Fluorescence-based cloning of a protein tyrosine kinase with a yeast tribrid system.

Post-translational modifications of proteins control myriad biological functions. However, relatively few methods exist for the identification of the enzymes that catalyze these modifications. To expand this repertoire, we report a yeast genetic approach that enables the identification of protein tyrosine kinases (PTKs) from cDNA libraries. Yeasts were transformed with four vectors encoding: 1) a potentially universal PTK substrate fused to the LexA DNA binding domain, 2) the Grb2-SH2 domain fused to the B42 activation domain, 3) a fluorescent reporter gene controlled by LexA DNA sites, and 4) a Jurkat cDNA library. Transient expression of PTKs, such as the lymphocyte-specific kinase Fyn, resulted in phosphorylation of the DNA-bound substrate, recruitment of the Grb2-SH2 domain, and activation of the fluorescent reporter gene.

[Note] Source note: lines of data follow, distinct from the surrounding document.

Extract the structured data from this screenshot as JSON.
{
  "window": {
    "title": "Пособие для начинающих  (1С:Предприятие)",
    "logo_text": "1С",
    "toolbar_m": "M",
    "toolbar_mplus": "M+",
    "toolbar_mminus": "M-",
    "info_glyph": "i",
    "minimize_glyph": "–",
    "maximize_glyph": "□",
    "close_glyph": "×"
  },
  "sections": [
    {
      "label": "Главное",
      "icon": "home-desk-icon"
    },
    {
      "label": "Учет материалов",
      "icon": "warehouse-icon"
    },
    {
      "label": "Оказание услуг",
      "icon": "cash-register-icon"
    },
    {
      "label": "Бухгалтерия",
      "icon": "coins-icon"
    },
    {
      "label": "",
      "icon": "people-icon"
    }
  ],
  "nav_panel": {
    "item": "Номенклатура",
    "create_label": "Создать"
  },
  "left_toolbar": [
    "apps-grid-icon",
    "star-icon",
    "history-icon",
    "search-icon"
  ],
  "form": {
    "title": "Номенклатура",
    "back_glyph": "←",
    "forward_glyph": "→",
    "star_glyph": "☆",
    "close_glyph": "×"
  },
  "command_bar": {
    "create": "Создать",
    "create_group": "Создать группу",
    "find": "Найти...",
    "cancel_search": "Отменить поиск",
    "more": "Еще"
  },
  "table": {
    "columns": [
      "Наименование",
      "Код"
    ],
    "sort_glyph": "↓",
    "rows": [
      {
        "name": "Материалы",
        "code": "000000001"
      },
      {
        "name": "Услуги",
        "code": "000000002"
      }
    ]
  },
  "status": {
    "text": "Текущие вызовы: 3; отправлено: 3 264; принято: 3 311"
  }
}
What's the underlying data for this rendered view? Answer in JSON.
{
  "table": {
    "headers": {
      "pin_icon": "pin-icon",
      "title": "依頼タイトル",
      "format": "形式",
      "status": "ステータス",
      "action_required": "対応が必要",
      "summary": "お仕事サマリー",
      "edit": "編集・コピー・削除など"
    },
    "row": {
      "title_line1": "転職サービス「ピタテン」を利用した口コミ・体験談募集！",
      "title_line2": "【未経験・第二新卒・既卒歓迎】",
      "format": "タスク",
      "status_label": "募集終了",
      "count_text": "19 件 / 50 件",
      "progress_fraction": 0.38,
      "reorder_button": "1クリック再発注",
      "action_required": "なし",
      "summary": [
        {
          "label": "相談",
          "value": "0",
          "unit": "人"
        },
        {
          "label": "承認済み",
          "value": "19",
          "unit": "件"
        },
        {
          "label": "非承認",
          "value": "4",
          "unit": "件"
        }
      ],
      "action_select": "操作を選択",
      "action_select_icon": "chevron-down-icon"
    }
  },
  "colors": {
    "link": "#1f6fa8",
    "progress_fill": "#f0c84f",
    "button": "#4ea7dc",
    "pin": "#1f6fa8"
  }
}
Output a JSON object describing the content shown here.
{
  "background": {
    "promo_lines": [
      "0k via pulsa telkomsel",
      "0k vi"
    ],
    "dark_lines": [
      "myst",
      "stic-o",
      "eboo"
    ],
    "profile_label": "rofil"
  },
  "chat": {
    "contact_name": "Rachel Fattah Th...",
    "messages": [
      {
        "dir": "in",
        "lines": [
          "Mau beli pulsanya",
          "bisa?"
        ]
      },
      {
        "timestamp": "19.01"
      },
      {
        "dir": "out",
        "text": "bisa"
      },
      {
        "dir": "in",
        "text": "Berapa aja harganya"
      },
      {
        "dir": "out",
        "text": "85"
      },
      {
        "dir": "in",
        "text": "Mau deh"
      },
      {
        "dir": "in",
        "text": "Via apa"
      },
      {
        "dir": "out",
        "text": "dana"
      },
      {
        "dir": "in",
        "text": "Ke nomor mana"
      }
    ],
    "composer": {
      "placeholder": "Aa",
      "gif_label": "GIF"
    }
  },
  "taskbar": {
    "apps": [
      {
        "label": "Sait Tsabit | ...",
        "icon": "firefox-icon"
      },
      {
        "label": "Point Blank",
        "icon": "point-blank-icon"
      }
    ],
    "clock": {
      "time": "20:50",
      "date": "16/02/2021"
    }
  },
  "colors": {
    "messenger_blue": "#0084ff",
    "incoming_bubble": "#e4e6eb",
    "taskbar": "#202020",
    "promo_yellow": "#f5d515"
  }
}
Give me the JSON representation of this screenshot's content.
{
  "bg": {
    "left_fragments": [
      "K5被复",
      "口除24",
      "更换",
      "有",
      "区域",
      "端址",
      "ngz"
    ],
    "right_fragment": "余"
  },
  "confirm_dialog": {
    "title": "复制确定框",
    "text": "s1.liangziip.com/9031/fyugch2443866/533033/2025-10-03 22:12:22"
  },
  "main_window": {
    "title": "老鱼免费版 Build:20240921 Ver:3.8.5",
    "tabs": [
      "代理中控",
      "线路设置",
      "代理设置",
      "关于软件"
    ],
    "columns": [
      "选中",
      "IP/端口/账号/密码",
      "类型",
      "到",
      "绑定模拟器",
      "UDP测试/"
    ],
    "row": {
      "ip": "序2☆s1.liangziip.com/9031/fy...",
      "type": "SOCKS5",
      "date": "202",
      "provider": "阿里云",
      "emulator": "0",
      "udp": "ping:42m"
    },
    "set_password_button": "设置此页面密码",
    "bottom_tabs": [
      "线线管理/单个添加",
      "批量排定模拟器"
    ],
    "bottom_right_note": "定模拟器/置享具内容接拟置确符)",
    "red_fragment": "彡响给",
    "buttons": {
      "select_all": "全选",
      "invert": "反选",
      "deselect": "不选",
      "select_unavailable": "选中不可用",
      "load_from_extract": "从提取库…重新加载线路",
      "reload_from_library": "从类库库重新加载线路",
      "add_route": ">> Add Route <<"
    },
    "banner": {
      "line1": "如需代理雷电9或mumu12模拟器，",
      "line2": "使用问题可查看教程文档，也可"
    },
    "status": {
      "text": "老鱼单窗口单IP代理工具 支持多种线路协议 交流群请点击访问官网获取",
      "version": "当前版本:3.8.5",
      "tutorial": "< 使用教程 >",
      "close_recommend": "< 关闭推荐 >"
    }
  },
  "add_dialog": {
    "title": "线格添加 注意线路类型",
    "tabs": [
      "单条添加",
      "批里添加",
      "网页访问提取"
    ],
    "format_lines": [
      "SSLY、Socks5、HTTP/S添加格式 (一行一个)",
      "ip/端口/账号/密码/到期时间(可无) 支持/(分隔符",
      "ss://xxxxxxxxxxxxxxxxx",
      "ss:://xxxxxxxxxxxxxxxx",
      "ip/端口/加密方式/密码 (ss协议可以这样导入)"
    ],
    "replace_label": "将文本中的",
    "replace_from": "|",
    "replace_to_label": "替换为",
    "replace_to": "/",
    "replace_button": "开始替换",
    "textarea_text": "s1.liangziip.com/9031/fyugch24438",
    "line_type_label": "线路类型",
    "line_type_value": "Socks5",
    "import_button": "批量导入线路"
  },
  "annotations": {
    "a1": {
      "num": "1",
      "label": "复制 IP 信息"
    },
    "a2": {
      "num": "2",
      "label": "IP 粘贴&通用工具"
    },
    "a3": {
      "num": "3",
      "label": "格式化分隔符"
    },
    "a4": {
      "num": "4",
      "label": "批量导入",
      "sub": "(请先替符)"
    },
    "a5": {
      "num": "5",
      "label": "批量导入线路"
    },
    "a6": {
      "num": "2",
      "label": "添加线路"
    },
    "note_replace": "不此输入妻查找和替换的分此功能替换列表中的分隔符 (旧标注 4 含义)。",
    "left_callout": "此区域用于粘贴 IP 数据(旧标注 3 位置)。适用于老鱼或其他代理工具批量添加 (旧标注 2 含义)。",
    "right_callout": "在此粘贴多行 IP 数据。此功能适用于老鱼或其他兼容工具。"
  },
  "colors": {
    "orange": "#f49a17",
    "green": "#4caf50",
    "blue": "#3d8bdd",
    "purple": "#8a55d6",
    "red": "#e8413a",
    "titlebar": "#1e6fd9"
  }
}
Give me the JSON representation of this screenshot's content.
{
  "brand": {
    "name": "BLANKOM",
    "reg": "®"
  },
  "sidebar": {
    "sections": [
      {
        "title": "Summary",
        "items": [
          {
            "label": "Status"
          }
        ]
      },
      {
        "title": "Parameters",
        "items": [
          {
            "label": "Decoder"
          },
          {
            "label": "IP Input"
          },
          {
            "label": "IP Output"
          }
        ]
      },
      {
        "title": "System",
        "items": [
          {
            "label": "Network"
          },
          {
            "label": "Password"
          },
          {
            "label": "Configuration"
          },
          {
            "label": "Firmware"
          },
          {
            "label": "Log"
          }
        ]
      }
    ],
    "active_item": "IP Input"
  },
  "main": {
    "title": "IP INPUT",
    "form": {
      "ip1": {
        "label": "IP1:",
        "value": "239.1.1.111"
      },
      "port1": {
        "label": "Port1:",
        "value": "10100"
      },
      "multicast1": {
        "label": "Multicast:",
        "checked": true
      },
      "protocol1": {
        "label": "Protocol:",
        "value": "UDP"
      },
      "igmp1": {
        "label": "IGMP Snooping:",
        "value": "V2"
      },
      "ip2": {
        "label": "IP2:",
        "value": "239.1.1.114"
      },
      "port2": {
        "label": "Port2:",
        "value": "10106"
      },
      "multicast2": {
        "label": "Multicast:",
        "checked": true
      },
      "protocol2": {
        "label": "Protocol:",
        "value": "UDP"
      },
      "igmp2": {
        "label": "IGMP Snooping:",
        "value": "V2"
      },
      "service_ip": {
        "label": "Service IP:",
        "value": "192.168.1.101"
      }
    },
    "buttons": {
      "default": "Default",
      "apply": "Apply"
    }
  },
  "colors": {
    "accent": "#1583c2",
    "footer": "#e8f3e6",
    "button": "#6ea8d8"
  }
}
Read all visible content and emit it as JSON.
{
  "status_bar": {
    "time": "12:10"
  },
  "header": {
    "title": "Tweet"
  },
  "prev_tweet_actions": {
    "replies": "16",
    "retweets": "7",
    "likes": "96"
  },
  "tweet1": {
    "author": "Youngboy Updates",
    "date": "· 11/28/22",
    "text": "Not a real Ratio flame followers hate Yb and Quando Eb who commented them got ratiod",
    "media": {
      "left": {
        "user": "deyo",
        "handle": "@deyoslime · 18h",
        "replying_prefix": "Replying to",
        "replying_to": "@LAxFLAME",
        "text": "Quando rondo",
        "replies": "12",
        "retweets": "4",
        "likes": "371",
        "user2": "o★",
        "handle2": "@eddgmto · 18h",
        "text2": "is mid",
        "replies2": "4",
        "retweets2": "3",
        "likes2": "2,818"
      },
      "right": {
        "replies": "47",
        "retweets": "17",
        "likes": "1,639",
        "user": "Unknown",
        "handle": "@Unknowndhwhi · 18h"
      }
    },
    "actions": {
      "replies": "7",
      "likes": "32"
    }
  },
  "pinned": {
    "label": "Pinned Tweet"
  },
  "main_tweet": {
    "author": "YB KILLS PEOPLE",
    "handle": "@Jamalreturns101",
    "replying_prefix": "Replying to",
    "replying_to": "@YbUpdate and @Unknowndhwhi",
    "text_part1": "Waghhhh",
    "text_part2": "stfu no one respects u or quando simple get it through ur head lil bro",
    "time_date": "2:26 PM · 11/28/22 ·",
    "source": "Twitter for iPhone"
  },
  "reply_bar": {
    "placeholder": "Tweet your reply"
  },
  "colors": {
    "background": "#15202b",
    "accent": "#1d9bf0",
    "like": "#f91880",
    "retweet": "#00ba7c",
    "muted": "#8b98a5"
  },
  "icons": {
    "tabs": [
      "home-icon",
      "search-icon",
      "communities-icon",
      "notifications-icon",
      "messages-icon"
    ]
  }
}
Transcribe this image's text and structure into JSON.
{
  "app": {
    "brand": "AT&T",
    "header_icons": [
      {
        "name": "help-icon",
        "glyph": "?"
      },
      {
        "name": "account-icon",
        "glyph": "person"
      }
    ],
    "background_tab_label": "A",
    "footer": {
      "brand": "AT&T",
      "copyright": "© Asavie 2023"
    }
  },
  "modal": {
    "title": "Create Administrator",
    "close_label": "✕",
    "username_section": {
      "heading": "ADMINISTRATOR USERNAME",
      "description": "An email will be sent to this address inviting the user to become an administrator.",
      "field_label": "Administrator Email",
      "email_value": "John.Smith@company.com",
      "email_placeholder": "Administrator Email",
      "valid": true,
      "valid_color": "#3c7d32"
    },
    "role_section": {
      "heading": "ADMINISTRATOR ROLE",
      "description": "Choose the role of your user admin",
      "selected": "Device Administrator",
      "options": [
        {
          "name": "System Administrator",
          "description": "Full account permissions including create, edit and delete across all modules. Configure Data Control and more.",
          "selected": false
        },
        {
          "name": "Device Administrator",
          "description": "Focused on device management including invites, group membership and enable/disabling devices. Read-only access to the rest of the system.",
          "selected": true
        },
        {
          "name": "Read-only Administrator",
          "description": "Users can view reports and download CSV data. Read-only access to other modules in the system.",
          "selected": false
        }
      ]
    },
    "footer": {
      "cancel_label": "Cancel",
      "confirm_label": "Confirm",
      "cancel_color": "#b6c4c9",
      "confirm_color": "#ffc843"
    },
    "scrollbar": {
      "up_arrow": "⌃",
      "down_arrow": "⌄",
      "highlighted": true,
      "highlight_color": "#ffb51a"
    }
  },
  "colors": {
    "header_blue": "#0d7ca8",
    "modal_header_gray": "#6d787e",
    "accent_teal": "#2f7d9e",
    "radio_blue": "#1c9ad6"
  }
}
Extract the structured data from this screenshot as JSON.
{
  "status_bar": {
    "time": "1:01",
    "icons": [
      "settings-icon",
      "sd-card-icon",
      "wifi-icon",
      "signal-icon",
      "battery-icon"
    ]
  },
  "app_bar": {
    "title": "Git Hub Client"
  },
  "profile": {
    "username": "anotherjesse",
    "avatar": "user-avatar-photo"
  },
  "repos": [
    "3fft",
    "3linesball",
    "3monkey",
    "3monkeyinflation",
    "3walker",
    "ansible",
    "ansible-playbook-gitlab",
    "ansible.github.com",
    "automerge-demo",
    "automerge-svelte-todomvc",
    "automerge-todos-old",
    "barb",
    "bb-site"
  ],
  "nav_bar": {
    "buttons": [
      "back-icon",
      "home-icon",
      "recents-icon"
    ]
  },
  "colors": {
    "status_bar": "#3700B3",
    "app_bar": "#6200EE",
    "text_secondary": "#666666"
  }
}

This brief induction of protein expression circumvented the potential toxicity of PTKs to the yeast. Fluorescence activated cell sorting (FACS) enabled isolation of PTKs, and these enzymes were further characterized by flow cytometry and immunoblotting. This approach provides a potentially general method for the identification and evaluation of enzymes involved in the post-translational modification of proteins.